Youth Fair auction participants learn about selling, saying goodbye

August 06, 2010|By RICHARD F. BELISLE

MARTINSBURG, W.Va. --Ben Byers III got to sell his calf and keep it, too.

Byers' steer at the Berkeley County Youth Fair's livestock auction was bought by a Hedgesville businessman for $12,000 Friday night in the baby beef sale.

The price was not a record, but it was close to one, auction officials said.

The steer, which sold for $10.25 a pound, weighed in at 1,172 pounds, according to auctioneer Ed Bohrer Jr.

The animal was one of 168 lambs, goats, steers and hogs sold under Bohrer's hammer at the sale.

Byers' steer was bought by Hunter Wilson, owner of Hunter Co. of Hedgesville, W.Va., a residential and recreational land development company and timber dealer.

"I gave it back to the boy," Wilson said. "I've known the family for years. They're my neighbors and they're good people."


Byers, who friends said "is about 10," could not be found in the crowded fairgrounds Friday for comment.

Carolyn Bohrer, the auctioneer's mother, said a steer like Byers' would bring about 90 cents a pound at a regular stock sale.

"We just took one to a stock sale in Virginia and that's what it brought," she said.

Buyers are mostly area businesses who willingly pay way above market price for the animals sold at the youth fair as a way of supporting the 4-H and FFA club members who raise them, fair official Barb Frankenberry said.

This is the last year that John Boyd will show animals, but he's ending his career in the ring with a double honor for having the grand champion market steer and market hog.

Boyd, 20, of Gerrardstown, W.Va., has been showing animals at the fair since he was eight.

"But I've been coming here since I was 3 to watch my sisters show," he said.

He showed only steers until last year when the one he was raising died. He said he wanted a project and to raise an animal to make a little money, so he bought a hog.

"I found out that I liked it," he said.

Ed Bohrer said most of the animals sold Friday would be taken by fair officials to nearby slaughterhouses or to area livestock auctions like those in Hagerstown, Winchester, Va., or Greencastle, Pa., early next week.

For many youngsters who bring lambs, goats, steers and hogs to the auction ring, selling them is an annual ritual.

"We teach them as farm kids that that's why you raise them and take care of them, but when the time comes then that's what they're there for," Frankenberry said.

Sometimes, that's easier said then done. Like in the case of 14-year-old Maggie Davis.

"Come on, Mag, you've got to come out of there," urged her mother, Paige Davis.

Maggie was hugging Jasper, her 7-month-old lamb, for the last time. It was a difficult and tearful separation for Maggie.

"This is the first time I've showed an animal and didn't bring it home," she said.

In the past, she showed rabbits.

Jasper weighed 51 pounds when she got him. On Friday, he was up to 121 pounds.

She vowed to be back next year with another lamb.
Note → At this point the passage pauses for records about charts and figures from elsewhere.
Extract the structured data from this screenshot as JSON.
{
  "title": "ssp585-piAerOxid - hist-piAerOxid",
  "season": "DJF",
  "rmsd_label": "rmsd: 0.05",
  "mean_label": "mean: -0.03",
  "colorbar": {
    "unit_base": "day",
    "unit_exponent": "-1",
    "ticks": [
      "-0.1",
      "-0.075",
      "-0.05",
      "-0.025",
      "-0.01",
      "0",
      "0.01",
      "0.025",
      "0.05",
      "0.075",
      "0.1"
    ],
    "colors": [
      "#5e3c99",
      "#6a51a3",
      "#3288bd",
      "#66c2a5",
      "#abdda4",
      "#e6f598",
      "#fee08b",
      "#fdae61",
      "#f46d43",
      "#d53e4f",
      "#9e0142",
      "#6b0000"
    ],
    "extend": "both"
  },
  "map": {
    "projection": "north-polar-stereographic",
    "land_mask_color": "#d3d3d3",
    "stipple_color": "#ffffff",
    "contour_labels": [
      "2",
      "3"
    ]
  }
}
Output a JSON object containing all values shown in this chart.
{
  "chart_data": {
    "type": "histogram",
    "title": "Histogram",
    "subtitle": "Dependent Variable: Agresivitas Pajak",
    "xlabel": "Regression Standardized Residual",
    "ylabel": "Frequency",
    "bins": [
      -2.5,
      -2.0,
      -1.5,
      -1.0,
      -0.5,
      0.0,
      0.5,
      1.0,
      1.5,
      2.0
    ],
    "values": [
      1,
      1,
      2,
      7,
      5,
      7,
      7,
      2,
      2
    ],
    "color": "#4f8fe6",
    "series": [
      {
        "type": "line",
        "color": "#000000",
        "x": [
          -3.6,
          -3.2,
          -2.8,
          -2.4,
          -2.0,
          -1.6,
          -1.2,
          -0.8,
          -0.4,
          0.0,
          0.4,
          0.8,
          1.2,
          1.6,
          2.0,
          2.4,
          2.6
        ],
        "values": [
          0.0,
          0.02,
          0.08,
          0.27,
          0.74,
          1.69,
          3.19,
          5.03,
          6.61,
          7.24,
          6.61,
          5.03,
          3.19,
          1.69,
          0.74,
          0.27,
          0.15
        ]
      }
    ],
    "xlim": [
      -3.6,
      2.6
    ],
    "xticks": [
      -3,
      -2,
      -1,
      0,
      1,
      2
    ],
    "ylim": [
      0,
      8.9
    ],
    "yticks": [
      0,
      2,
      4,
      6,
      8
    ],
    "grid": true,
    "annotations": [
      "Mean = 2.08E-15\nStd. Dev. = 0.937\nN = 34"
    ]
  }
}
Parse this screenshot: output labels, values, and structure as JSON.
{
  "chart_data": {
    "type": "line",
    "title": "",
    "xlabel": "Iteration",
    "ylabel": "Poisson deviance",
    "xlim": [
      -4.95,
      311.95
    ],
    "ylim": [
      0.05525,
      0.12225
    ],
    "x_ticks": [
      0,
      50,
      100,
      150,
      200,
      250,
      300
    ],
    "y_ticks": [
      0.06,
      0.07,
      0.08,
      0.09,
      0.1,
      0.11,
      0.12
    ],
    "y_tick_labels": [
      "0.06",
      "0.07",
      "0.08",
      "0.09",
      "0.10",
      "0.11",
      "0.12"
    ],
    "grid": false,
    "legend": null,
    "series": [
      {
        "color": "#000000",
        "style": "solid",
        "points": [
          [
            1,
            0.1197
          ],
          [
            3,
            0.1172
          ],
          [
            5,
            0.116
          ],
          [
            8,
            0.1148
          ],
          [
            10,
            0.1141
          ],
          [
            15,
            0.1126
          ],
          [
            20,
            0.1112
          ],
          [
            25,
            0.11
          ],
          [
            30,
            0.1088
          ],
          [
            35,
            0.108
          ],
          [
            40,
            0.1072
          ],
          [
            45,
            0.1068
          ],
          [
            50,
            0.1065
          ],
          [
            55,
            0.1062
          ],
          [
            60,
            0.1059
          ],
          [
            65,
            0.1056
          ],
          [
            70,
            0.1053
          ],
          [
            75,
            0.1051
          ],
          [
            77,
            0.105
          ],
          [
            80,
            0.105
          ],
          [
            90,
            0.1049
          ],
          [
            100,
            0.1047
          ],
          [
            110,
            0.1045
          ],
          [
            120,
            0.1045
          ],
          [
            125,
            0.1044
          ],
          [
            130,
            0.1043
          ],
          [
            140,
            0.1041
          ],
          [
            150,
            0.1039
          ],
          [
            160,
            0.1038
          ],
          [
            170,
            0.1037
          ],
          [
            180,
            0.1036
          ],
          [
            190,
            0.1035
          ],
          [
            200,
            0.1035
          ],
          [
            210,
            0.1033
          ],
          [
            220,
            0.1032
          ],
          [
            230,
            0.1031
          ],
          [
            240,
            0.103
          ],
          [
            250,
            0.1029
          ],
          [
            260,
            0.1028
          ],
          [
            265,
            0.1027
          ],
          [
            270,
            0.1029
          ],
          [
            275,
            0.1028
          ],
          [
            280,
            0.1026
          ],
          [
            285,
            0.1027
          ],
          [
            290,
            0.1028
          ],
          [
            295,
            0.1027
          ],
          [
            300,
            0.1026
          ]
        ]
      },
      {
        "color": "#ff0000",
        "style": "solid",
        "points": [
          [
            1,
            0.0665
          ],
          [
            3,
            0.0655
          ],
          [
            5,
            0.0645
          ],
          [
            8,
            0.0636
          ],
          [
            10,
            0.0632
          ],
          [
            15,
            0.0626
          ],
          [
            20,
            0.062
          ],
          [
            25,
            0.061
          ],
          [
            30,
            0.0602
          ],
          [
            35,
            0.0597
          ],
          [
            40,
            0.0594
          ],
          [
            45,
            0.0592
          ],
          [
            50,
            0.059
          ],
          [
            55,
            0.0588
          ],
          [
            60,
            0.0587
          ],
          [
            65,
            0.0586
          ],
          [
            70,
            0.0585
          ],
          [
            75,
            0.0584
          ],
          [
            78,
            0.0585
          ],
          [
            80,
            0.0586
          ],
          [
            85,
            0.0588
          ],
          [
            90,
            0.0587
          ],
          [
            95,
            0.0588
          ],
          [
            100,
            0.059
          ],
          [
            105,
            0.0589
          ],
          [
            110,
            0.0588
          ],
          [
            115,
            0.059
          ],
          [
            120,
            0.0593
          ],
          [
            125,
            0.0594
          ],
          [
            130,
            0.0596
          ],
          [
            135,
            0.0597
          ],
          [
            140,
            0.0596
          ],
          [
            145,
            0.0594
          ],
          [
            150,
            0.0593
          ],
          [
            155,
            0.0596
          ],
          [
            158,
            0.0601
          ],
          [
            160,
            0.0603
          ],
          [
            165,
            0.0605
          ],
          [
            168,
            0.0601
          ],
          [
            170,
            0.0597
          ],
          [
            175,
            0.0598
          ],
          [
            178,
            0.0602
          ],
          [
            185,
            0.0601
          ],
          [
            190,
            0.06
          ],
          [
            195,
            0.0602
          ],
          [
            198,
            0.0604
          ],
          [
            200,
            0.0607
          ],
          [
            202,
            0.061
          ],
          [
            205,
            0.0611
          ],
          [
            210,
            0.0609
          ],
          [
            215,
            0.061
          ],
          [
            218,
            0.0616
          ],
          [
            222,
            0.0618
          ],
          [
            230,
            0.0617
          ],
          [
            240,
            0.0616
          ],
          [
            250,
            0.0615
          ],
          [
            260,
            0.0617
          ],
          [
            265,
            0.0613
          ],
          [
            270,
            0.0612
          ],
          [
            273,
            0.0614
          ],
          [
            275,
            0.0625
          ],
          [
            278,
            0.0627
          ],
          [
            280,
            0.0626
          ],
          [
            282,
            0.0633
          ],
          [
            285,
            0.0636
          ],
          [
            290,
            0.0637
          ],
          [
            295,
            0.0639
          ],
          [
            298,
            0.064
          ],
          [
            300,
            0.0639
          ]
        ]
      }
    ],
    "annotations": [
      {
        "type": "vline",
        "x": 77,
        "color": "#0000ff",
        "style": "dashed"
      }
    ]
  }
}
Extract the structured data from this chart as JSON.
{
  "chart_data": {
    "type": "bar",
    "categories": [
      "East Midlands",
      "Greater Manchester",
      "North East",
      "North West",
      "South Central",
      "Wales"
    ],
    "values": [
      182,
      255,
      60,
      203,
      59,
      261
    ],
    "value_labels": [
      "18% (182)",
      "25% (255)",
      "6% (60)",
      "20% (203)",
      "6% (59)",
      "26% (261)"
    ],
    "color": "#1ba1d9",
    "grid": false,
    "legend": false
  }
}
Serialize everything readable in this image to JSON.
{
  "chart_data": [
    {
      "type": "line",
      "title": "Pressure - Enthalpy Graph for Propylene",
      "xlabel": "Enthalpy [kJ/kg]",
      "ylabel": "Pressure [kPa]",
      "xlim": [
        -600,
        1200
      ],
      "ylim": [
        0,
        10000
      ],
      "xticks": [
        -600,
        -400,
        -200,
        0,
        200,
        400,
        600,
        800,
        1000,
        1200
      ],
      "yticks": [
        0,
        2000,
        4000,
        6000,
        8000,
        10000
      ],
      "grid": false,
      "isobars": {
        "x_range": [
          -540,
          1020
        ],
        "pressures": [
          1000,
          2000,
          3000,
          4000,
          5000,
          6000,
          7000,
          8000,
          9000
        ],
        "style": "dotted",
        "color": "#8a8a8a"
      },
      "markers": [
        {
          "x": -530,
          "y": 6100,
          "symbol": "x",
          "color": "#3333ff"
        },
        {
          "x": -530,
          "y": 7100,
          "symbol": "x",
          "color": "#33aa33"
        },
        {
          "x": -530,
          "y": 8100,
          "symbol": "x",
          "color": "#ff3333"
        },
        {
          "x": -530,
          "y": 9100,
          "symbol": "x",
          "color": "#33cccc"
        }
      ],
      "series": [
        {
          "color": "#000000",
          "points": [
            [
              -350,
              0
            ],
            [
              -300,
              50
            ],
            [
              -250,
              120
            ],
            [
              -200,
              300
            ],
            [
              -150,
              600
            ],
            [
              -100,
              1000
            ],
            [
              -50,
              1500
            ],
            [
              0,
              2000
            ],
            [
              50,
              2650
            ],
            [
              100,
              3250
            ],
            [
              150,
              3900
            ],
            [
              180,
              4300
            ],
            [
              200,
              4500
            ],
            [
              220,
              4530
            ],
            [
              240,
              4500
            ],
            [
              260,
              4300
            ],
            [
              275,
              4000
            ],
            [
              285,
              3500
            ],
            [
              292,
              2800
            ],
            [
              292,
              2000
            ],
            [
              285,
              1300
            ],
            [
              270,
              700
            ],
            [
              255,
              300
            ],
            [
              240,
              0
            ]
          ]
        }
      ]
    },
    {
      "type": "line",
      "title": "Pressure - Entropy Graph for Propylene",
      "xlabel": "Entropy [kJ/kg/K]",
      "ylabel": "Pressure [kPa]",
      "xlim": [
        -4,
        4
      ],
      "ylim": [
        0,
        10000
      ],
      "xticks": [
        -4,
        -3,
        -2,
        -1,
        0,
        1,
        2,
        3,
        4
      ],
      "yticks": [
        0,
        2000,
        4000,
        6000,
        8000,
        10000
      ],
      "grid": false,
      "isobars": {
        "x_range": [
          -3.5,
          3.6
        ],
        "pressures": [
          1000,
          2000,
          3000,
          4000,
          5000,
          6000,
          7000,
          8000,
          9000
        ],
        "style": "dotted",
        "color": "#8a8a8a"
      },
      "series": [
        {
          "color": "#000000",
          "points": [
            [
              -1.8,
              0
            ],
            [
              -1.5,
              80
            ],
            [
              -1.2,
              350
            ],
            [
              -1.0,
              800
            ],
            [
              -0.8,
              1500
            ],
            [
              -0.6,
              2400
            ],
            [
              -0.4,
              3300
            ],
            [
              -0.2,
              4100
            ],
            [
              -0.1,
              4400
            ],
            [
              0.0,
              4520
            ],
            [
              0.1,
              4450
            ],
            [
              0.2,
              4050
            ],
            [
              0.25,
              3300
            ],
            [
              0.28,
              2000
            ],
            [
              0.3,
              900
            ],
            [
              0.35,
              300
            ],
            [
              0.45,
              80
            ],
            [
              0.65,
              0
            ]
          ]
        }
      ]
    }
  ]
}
"I'm just hoping it will be a lot easier," she said.

"I bawled my eyes out the first year," said Rachel Burkhart, 19, as she was putting Rocky, her Boer goat, into his pen. She's shown nine goats over the years.

"I'm getting Rocky back," she said.

His buyer, Bucky's LTD Auto Body of Martinsburg, is sending Rocky back to Burkhart instead of to the livestock auction. It's a common practice for the local businessman, who fair officials said has bought many animals at the auction over the years.

Burkhart, like many youngsters who raise fair animals, markets her animals before the sale by contacting prospective buyers.

She also bakes those who buy her animals a pie as an appreciation gift.